Leí esas palabras una y otra vez hasta que las lágrimas me nublaron la vista. Quise llamarla, buscarla, rogarle que regresara… pero algo dentro de mí supo que esta vez era definitivo.

Pasaron los días y luego las semanas. El apartamento se llenó de silencio y polvo. Mis amigos intentaron animarme: «Eso pasa en todas las parejas», decían; «Dale tiempo»; «Ella va a volver». Pero yo sabía que no era así.

Una tarde, mientras caminaba por la avenida Oriental rumbo al trabajo, vi a Valeria del otro lado de la calle. Iba tomada del brazo de Camilo, sonriendo como hacía tiempo no la veía sonreír conmigo. Sentí una punzada en el pecho, pero no crucé para saludarla. Me escondí entre la multitud y seguí mi camino.

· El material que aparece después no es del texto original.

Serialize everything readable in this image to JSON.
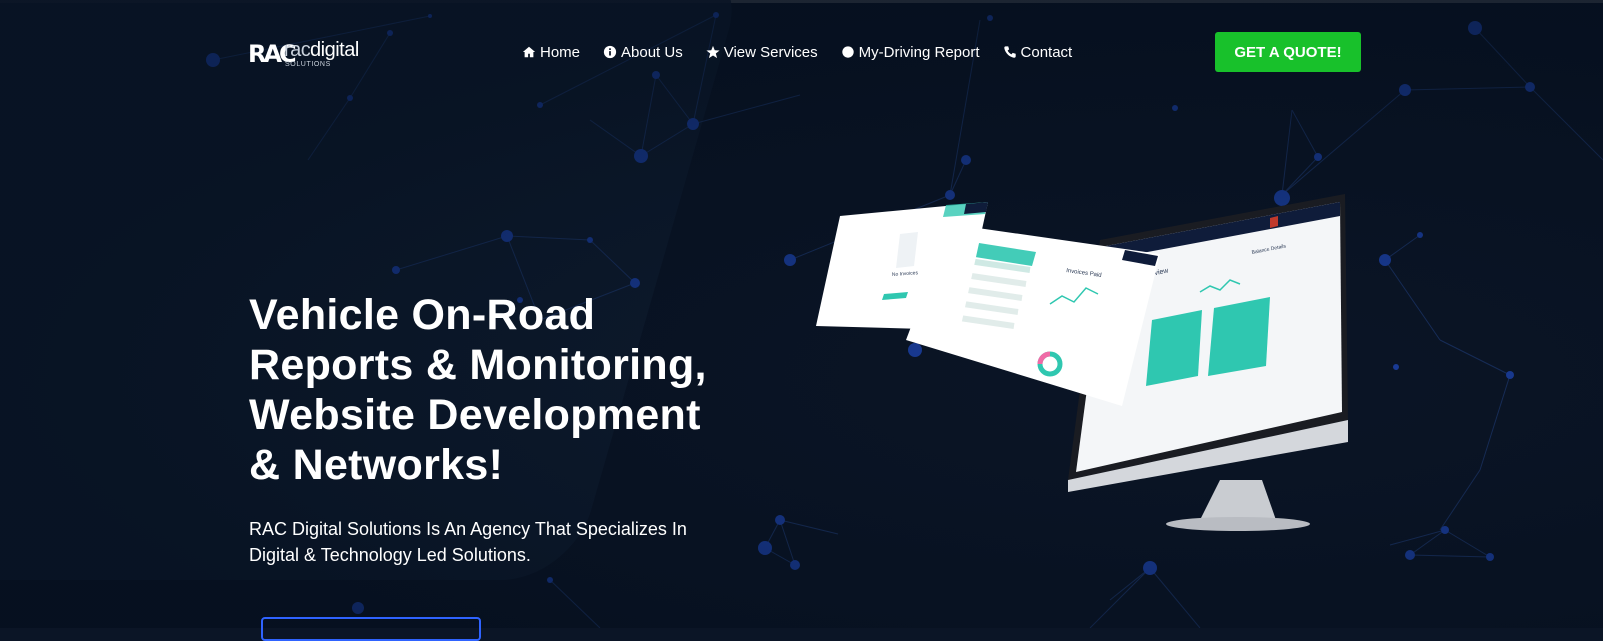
{
  "brand": {
    "logo_mark": "RAC",
    "logo_word_prefix": "rac",
    "logo_word_main": "digital",
    "logo_subtitle": "SOLUTIONS"
  },
  "nav": {
    "items": [
      {
        "label": "Home",
        "icon": "home-icon"
      },
      {
        "label": "About Us",
        "icon": "info-circle-icon"
      },
      {
        "label": "View Services",
        "icon": "star-icon"
      },
      {
        "label": "My-Driving Report",
        "icon": "circle-icon"
      },
      {
        "label": "Contact",
        "icon": "phone-icon"
      }
    ],
    "cta_label": "GET A QUOTE!"
  },
  "hero": {
    "title_lines": [
      "Vehicle On-Road",
      "Reports & Monitoring,",
      "Website Development",
      "& Networks!"
    ],
    "subtitle_lines": [
      "RAC Digital Solutions Is An Agency That Specializes In",
      "Digital & Technology Led Solutions."
    ]
  },
  "mockup": {
    "screen1_heading": "No Invoices",
    "screen2_heading": "Invoices Paid",
    "screen3_heading": "Overview",
    "screen3_side": "Balance Details"
  },
  "colors": {
    "background": "#0b1526",
    "accent_green": "#18c12b",
    "accent_blue": "#2f63ff",
    "teal": "#2fc7b0",
    "network_node": "#1b3fa0"
  }
}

Esa noche comprendí que había perdido algo irremplazable por orgullo y terquedad. Que el amor no basta si uno no aprende a pedir perdón a tiempo; si uno no aprende a escuchar antes de hablar; si uno no valora lo que tiene hasta que lo pierde para siempre.

Hoy escribo esto desde el mismo sofá donde tantas veces discutimos y nos reconciliamos. Afuera sigue lloviendo sobre Medellín y yo sigo esperando un milagro que sé que nunca llegará.

¿Será posible reconstruir una vida después de perderlo todo? ¿Cuántas veces dejamos pasar la oportunidad de pedir perdón antes de que sea demasiado tarde?